In Episode 3, we learn that Harry thinks he’s the one to blame for the unresolved rift between Markle and her dad, Thomas Markle.

In the days leading up to their 2018 wedding, the world learned Thomas had declined to attend, despite previously agreeing to escort his daughter down the aisle on her wedding day.

The fallout happened when the media revealed that Thomas had accepted $100,000 from a U.K. tabloid in exchange for staged photos and planted stories in the weeks before the May nuptials. When Markle questioned him on it and asked him to tell the truth, he refused the allegations, but she said she believes he lied to her.

Ragland also weighed in on her ex-husband’s public drama in the docuseries.

“I felt sad that the media would run with this. That he would capitalize… Certainly, as a parent, that’s not what you do.

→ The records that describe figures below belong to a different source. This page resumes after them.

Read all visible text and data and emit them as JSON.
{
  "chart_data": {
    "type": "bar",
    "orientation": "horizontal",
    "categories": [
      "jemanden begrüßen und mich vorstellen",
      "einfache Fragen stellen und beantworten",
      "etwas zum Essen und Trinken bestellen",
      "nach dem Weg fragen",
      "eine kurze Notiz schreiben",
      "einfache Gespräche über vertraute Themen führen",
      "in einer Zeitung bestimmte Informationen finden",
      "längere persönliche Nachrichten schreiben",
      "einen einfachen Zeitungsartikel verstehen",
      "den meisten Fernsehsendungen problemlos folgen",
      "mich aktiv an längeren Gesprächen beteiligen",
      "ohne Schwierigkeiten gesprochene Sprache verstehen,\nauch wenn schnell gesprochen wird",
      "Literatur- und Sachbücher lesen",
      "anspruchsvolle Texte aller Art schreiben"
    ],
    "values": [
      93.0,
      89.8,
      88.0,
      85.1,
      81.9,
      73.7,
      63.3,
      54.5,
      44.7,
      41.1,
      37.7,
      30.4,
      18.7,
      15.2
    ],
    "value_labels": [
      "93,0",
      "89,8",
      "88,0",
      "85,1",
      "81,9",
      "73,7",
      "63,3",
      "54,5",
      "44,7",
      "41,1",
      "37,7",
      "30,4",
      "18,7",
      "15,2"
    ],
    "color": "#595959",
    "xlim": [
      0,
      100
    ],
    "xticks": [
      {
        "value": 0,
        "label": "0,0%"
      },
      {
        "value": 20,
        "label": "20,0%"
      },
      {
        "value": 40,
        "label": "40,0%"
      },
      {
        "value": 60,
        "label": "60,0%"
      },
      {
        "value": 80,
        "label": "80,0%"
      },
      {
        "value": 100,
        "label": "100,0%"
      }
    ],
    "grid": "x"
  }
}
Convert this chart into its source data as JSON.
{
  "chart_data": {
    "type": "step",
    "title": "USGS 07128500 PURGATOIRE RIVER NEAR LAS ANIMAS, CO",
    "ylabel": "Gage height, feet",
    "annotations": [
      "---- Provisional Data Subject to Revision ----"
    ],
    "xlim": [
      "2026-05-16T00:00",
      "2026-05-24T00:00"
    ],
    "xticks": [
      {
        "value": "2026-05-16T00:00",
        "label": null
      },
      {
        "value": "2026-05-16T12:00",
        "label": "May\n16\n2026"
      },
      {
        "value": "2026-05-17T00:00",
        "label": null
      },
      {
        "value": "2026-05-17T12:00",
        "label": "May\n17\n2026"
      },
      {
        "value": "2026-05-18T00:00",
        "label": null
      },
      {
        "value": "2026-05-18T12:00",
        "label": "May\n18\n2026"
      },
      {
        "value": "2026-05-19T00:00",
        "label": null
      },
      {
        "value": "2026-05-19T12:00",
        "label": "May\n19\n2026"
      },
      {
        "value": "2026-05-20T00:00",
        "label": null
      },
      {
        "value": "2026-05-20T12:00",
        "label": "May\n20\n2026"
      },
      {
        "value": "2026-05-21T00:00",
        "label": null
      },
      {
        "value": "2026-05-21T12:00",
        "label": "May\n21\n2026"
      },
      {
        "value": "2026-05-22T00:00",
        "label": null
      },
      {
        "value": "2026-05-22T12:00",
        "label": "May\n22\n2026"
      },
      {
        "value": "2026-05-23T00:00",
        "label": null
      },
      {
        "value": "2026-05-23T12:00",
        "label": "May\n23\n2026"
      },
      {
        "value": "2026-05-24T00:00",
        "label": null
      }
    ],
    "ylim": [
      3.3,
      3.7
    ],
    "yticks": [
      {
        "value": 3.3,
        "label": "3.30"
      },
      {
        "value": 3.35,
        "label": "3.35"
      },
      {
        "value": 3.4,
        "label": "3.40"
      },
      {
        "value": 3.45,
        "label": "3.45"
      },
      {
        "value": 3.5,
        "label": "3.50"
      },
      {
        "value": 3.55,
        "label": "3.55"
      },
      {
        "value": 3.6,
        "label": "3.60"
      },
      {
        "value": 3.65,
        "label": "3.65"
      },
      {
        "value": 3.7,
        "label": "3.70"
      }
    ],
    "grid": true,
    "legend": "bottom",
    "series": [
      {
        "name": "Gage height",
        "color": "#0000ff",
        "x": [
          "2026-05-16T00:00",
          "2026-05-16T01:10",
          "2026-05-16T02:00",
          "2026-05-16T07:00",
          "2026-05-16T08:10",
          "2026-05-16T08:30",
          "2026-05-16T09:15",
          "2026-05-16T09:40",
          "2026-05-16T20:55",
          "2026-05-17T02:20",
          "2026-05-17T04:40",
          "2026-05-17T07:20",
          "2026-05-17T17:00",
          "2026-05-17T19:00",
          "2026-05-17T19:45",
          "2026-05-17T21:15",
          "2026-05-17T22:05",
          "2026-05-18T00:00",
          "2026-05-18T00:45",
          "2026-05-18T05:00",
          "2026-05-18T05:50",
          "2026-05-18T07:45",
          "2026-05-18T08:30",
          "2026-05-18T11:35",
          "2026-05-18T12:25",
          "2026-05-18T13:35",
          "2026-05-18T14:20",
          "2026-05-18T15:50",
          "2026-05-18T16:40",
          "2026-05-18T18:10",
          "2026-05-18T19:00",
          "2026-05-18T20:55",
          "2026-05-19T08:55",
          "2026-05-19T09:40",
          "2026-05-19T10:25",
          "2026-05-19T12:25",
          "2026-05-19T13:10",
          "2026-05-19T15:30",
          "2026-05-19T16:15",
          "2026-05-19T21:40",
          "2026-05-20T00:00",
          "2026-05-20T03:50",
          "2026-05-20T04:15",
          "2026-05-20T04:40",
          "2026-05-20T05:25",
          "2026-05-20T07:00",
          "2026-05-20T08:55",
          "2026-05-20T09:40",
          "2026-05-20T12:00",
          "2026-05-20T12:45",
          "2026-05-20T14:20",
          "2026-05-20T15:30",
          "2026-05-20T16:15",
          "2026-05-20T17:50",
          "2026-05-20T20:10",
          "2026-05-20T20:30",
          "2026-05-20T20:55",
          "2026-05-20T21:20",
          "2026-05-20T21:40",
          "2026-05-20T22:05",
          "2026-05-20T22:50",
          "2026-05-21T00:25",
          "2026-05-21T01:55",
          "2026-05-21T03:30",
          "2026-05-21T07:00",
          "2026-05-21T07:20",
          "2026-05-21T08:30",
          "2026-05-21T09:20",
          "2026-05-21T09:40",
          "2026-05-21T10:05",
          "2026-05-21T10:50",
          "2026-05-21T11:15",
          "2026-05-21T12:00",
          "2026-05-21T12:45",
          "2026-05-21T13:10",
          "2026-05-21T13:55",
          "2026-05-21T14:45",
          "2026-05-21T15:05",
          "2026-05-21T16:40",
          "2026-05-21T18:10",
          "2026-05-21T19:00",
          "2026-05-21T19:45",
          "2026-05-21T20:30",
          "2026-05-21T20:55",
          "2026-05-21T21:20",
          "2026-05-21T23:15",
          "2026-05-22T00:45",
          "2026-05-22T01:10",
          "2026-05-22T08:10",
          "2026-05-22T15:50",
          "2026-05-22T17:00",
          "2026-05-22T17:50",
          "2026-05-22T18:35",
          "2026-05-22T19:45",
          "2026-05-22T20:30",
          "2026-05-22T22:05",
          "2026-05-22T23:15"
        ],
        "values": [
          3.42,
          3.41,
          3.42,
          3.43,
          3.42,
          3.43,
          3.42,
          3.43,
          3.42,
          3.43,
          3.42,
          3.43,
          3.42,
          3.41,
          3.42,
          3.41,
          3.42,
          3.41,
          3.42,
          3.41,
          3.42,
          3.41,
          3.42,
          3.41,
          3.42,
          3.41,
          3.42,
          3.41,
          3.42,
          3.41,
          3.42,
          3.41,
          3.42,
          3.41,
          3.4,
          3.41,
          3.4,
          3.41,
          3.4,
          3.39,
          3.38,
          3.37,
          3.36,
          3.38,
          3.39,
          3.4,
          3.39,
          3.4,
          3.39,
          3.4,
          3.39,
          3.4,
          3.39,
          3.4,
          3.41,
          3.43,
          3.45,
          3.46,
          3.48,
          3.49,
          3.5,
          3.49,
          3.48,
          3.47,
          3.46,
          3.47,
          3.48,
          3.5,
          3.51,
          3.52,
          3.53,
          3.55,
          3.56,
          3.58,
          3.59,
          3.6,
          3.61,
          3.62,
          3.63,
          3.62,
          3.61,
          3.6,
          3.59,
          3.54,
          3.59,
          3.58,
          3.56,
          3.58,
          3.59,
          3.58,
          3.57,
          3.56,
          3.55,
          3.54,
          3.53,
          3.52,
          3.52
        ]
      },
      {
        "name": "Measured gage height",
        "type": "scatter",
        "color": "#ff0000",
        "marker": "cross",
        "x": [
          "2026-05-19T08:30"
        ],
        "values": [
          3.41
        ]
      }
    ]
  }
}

That’s not parenting,” she said.

Days before the ceremony, Thomas also claimed he had a heart attack and was unable to fly to the U.K. to see his daughter get married. Markle said in the documentary that she was desperate to help her dad and make sure he was OK, but claimed he refused to answer her texts.

Harry said he feels “incredibly sad” and blames himself for Markle no longer speaking to her father.

“Now she doesn’t have a father. I shouldered that. Because if Meg wasn’t with me, then her dad would still be her dad,” Harry explained, referring to the photo scandal. “It’s amazing what people would do when offered a huge amount of money. Fifty thousand, a hundred thousand (dollars), to hand over photographs, to create a story. And thank God most of them said no.”